Likewise, in Korean Buddhist Temple, the language of the statute was mandatory; "No official of an agency who renders a decision in a contested case shall consult any person on any issue of fact except upon notice and opportunity for all parties to participate.” 87 Hawai'i at 241, 953 P.2d at 1339 (quoting HRS § 91-13 (1993)) (emphases added) (brackets omitted). Despite the seemingly mandatory language, this court could "discern no prejudice to the Temple's substantial rights ... and [therefore held] that the error was harmless." Id. at 242, 953 P.2d at 1340 (emphases added).
. As explained at length supra, Petitioner’s "substantial rights" were not affected here. Initially, he was provided notice of the original action and failed to defend it. Then, although he was not timely provided notice of extension, he was subsequently put on notice and filed a Rule 60(b) motion to set aside the judgment. In the course of his motion and the Rule 60(b) hearing, he made no argument in his defense on the merits, or ever claimed that the original judgment was faulty or that he had ever attempted to satisfy the judgment. Nor has he made any such argument on appeal to the ICA or to this court. At this point, Petitioner has had more than sufficient process.
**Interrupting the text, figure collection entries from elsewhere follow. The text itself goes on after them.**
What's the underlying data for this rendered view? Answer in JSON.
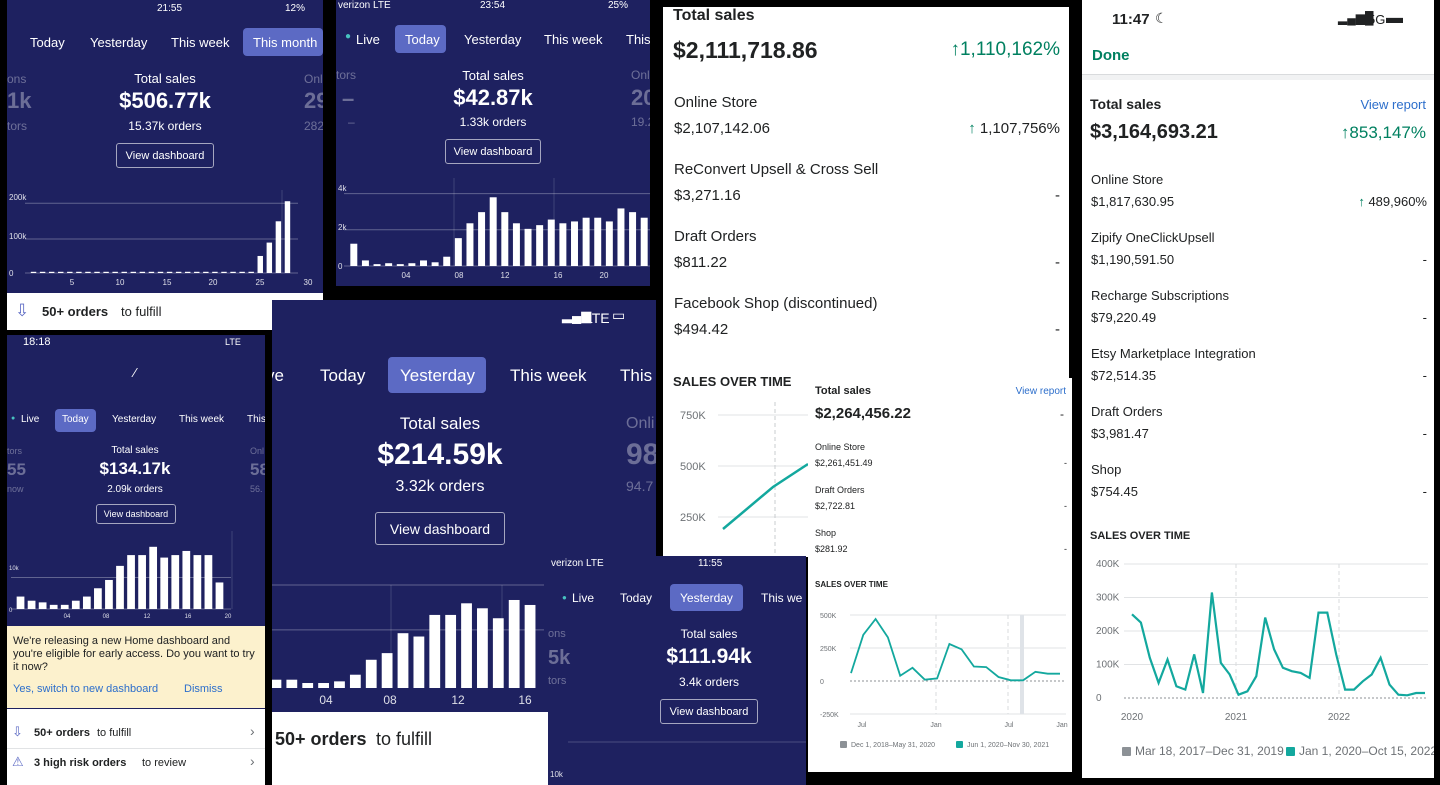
{
  "p1": {
    "status_time": "21:55",
    "status_battery": "12%",
    "tabs": [
      "Today",
      "Yesterday",
      "This week",
      "This month"
    ],
    "left_label": "ons",
    "left_value": "1k",
    "left_sub": "tors",
    "title": "Total sales",
    "value": "$506.77k",
    "orders": "15.37k orders",
    "right_label": "Onli",
    "right_value": "29",
    "right_sub": "282",
    "button": "View dashboard",
    "yticks": [
      "200k",
      "100k",
      "0"
    ],
    "xticks": [
      "5",
      "10",
      "15",
      "20",
      "25",
      "30"
    ],
    "bars_k": [
      0.4,
      0.4,
      0.4,
      0.4,
      0.4,
      0.4,
      0.4,
      0.4,
      0.4,
      0.4,
      0.4,
      0.4,
      0.4,
      0.4,
      0.4,
      0.4,
      0.4,
      0.4,
      0.4,
      0.4,
      0.4,
      0.4,
      0.4,
      0.4,
      2,
      28,
      50,
      85,
      118
    ],
    "fulfill_bold": "50+ orders",
    "fulfill_rest": "to fulfill"
  },
  "p2": {
    "status_carrier": "verizon  LTE",
    "status_time": "23:54",
    "status_battery": "25%",
    "tabs": [
      "Live",
      "Today",
      "Yesterday",
      "This week",
      "This"
    ],
    "left_label": "tors",
    "left_value": "–",
    "left_sub": "–",
    "title": "Total sales",
    "value": "$42.87k",
    "orders": "1.33k orders",
    "right_label": "Onl",
    "right_value": "20",
    "right_sub": "19.2",
    "button": "View dashboard",
    "yticks": [
      "4k",
      "2k",
      "0"
    ],
    "xticks": [
      "04",
      "08",
      "12",
      "16",
      "20"
    ],
    "bars": [
      1.2,
      0.3,
      0.1,
      0.15,
      0.1,
      0.15,
      0.3,
      0.2,
      0.5,
      1.5,
      2.3,
      2.9,
      3.7,
      2.9,
      2.3,
      2.0,
      2.2,
      2.5,
      2.3,
      2.4,
      2.6,
      2.6,
      2.4,
      3.1,
      2.9,
      2.6
    ]
  },
  "p3": {
    "status_time": "18:18",
    "status_net": "LTE",
    "tabs": [
      "Live",
      "Today",
      "Yesterday",
      "This week",
      "This"
    ],
    "left_label": "tors",
    "left_value": "55",
    "left_sub": "now",
    "title": "Total sales",
    "value": "$134.17k",
    "orders": "2.09k orders",
    "right_label": "Onl",
    "right_value": "58",
    "right_sub": "56.",
    "button": "View dashboard",
    "yticks": [
      "10k",
      "0"
    ],
    "xticks": [
      "04",
      "08",
      "12",
      "16",
      "20"
    ],
    "bars": [
      1.5,
      1,
      0.8,
      0.5,
      0.5,
      1,
      1.5,
      2.5,
      3.5,
      5.2,
      6.5,
      6.5,
      7.5,
      6.2,
      6.5,
      7,
      6.5,
      6.5,
      3.2
    ],
    "banner": "We're releasing a new Home dashboard and you're eligible for early access. Do you want to try it now?",
    "banner_yes": "Yes, switch to new dashboard",
    "banner_dismiss": "Dismiss",
    "fulfill_bold": "50+ orders",
    "fulfill_rest": "to fulfill",
    "risk_bold": "3 high risk orders",
    "risk_rest": "to review"
  },
  "p4": {
    "status_net": "LTE",
    "tabs": [
      "ve",
      "Today",
      "Yesterday",
      "This week",
      "This"
    ],
    "title": "Total sales",
    "value": "$214.59k",
    "orders": "3.32k orders",
    "right_label": "Onli",
    "right_value": "98",
    "right_sub": "94.7",
    "button": "View dashboard",
    "xticks": [
      "04",
      "08",
      "12",
      "16"
    ],
    "bars": [
      0.5,
      0.5,
      0.3,
      0.3,
      0.4,
      0.8,
      1.7,
      2.1,
      3.3,
      3.1,
      4.4,
      4.4,
      5.1,
      4.8,
      4.2,
      5.3,
      5.0
    ],
    "fulfill_bold": "50+ orders",
    "fulfill_rest": "to fulfill"
  },
  "p5": {
    "title": "Total sales",
    "value": "$2,111,718.86",
    "change": "1,110,162%",
    "rows": [
      {
        "name": "Online Store",
        "amount": "$2,107,142.06",
        "change": "1,107,756%"
      },
      {
        "name": "ReConvert Upsell & Cross Sell",
        "amount": "$3,271.16",
        "change": "-"
      },
      {
        "name": "Draft Orders",
        "amount": "$811.22",
        "change": "-"
      },
      {
        "name": "Facebook Shop (discontinued)",
        "amount": "$494.42",
        "change": "-"
      }
    ],
    "section": "SALES OVER TIME",
    "yticks": [
      "750K",
      "500K",
      "250K"
    ]
  },
  "p6": {
    "status_carrier": "verizon  LTE",
    "status_time": "11:55",
    "tabs": [
      "Live",
      "Today",
      "Yesterday",
      "This we"
    ],
    "left_label": "ons",
    "left_value": "5k",
    "left_sub": "tors",
    "title": "Total sales",
    "value": "$111.94k",
    "orders": "3.4k orders",
    "button": "View dashboard",
    "ytick": "10k"
  },
  "p7": {
    "title": "Total sales",
    "link": "View report",
    "value": "$2,264,456.22",
    "change": "-",
    "rows": [
      {
        "name": "Online Store",
        "amount": "$2,261,451.49",
        "change": "-"
      },
      {
        "name": "Draft Orders",
        "amount": "$2,722.81",
        "change": "-"
      },
      {
        "name": "Shop",
        "amount": "$281.92",
        "change": "-"
      }
    ],
    "section": "SALES OVER TIME",
    "yticks": [
      "500K",
      "250K",
      "0",
      "-250K"
    ],
    "xticks": [
      "Jul",
      "Jan",
      "Jul",
      "Jan"
    ],
    "legend_prev": "Dec 1, 2018–May 31, 2020",
    "legend_cur": "Jun 1, 2020–Nov 30, 2021",
    "color_prev": "#8c9196",
    "color_cur": "#13a89e",
    "series_k": [
      60,
      350,
      470,
      330,
      40,
      100,
      10,
      20,
      280,
      240,
      110,
      105,
      30,
      5,
      5,
      70,
      55,
      55
    ]
  },
  "p8": {
    "status_time": "11:47",
    "status_net": "5G",
    "done": "Done",
    "title": "Total sales",
    "link": "View report",
    "value": "$3,164,693.21",
    "change": "853,147%",
    "rows": [
      {
        "name": "Online Store",
        "amount": "$1,817,630.95",
        "change": "489,960%"
      },
      {
        "name": "Zipify OneClickUpsell",
        "amount": "$1,190,591.50",
        "change": "-"
      },
      {
        "name": "Recharge Subscriptions",
        "amount": "$79,220.49",
        "change": "-"
      },
      {
        "name": "Etsy Marketplace Integration",
        "amount": "$72,514.35",
        "change": "-"
      },
      {
        "name": "Draft Orders",
        "amount": "$3,981.47",
        "change": "-"
      },
      {
        "name": "Shop",
        "amount": "$754.45",
        "change": "-"
      }
    ],
    "section": "SALES OVER TIME",
    "yticks": [
      "400K",
      "300K",
      "200K",
      "100K",
      "0"
    ],
    "xticks": [
      "2020",
      "2021",
      "2022"
    ],
    "legend_prev": "Mar 18, 2017–Dec 31, 2019",
    "legend_cur": "Jan 1, 2020–Oct 15, 2022",
    "color_prev": "#8c9196",
    "color_cur": "#13a89e",
    "series_k": [
      250,
      225,
      120,
      45,
      115,
      35,
      25,
      130,
      15,
      315,
      105,
      70,
      10,
      20,
      65,
      240,
      145,
      90,
      80,
      75,
      60,
      255,
      255,
      130,
      25,
      25,
      50,
      70,
      120,
      40,
      10,
      8,
      15,
      15
    ]
  }
}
. HRS § 657-5 provides in relevant part that "[n]o extension [of a judgment or decree] shall be granted without notice and the filing of a non-hearing motion or a hearing motion to extend the life of the judgment or decree.”
. The majority maintains that Clarke is distinguishable from the case at bar on the ground that, in Clarke, the plaintiff did not receive notice or an opportunity to raise defenses in the original proceeding. Majority opinion at 18, 200 P.3d at 397. In the present matter, while it is true that Shinn did have an opportunity to raise defenses in the proceedings that resulted in the entry of the deficiency judgment, it is also true that he had no notice of the Bank’s motion to extend the deficiency judgment and had no opportunity to oppose the Bank’s motion before it was granted by the circuit court.